All three titles included in Super Mario 3D All-Stars look as though they haven’t natively been ported over to the Switch and instead are running off of emulators.
There’s no doubt about it that Super Mario 3D All-Stars is the biggest release of this week, but ahead of the bundle’s launch this Friday, it seems as though some information of the collection has already leaked out.
As it has become standard with recent Nintendo first-party releases, Super Mario 3D All-Stars has leaked out ahead of time and people are already data mining the game for information. As for what the data mining has produced so far, it seems as though the most notable piece of information is in regards to the All-Stars collection itself and how each title runs. Rather than porting Super Mario 64, Sunshine, and Galaxy over to the Switch natively, Nintendo has opted to have each game running via emulation on the platform instead.
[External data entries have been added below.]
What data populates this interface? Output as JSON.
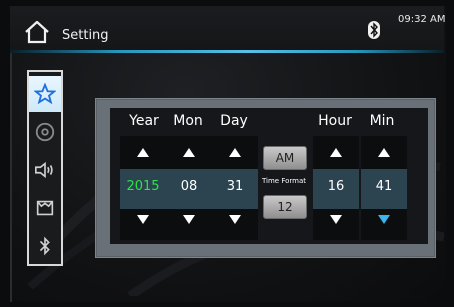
{
  "header": {
    "title": "Setting",
    "time": "09:32 AM"
  },
  "sidebar": {
    "items": [
      {
        "icon": "star-icon"
      },
      {
        "icon": "disc-icon"
      },
      {
        "icon": "volume-icon"
      },
      {
        "icon": "car-icon"
      },
      {
        "icon": "bluetooth-icon"
      }
    ]
  },
  "datetime": {
    "headers": {
      "year": "Year",
      "mon": "Mon",
      "day": "Day",
      "hour": "Hour",
      "min": "Min"
    },
    "values": {
      "year": "2015",
      "mon": "08",
      "day": "31",
      "hour": "16",
      "min": "41"
    },
    "time_format_label": "Time Format",
    "am_label": "AM",
    "format_value": "12"
  },
  "colors": {
    "accent": "#3cb4ec",
    "year_value": "#2fe04d"
  }
}
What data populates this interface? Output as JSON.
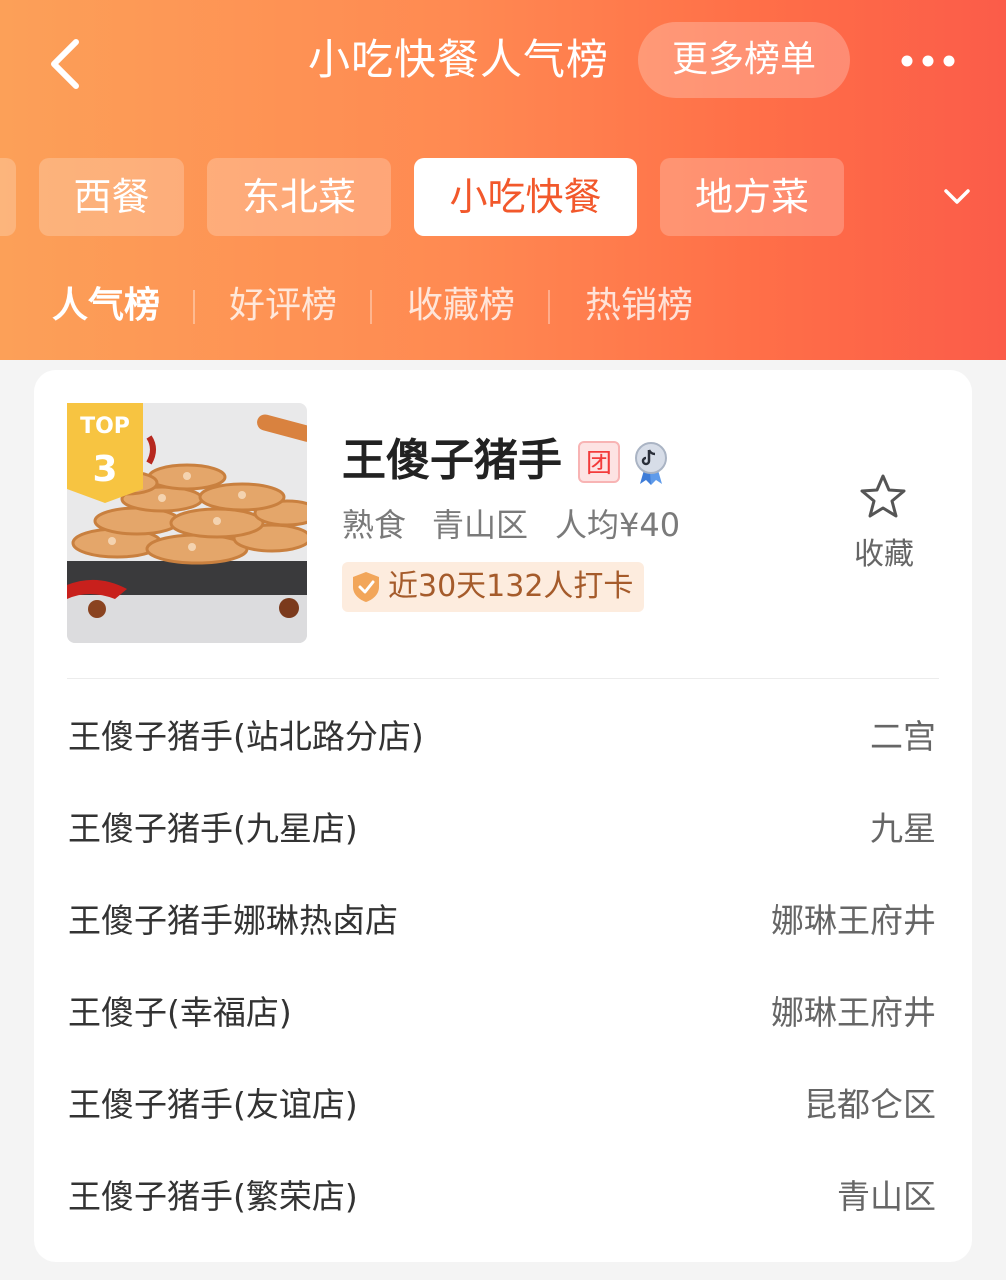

In a pretty comprehensive thread over on Twitter, user @OatmealDome broke down the details pretty thoroughly. Super Mario Sunshine and Super Mario Galaxy look to be running on a Wii and GameCube emulator that is perhaps known as “hagi” and seems to have been made by a Nintendo division in Europe. Super Mario 64 is then running on an emulator as well, but it’s not currently known which one. Galaxy, however, is said to have its original code running on the Switch’s CPU, but the other functions of the game are still performing via an emulator, which is pretty odd.
Super Mario 3D All Stars has leaked onto the Internet.
It appears all the games are emulated.
Galaxy and Sunshine run under a Wii and GameCube emulator named “hagi”(?) possibly made by NERD (Nintendo of Europe division).
Mario 64 is running under an N64 emulator. Dunno which.
— OatmealDome (@OatmealDome) September 15, 2020
For some, the fact that Nintendo opted to run the games in this manner on the Switch is potentially disheartening. Many in the larger Nintendo community have been replaying these three games, and many others, off of emulators for years at this point, so for Nintendo to not natively port them all and instead just opt to use emulators as well is a bit disappointing. It also makes the collection’s availability, which only extends to March 2021, a bit more unusual.
Regardless of how all three games run though, I imagine many who are looking to pick up Super Mario 3D All-Stars this week won’t have had their purchasing decision swayed by the news. Does that stand true for you? Let me know down in the comments.
Super Mario 3D All-Stars is set to launch later this week on Friday, September 18, exclusively on the Switch.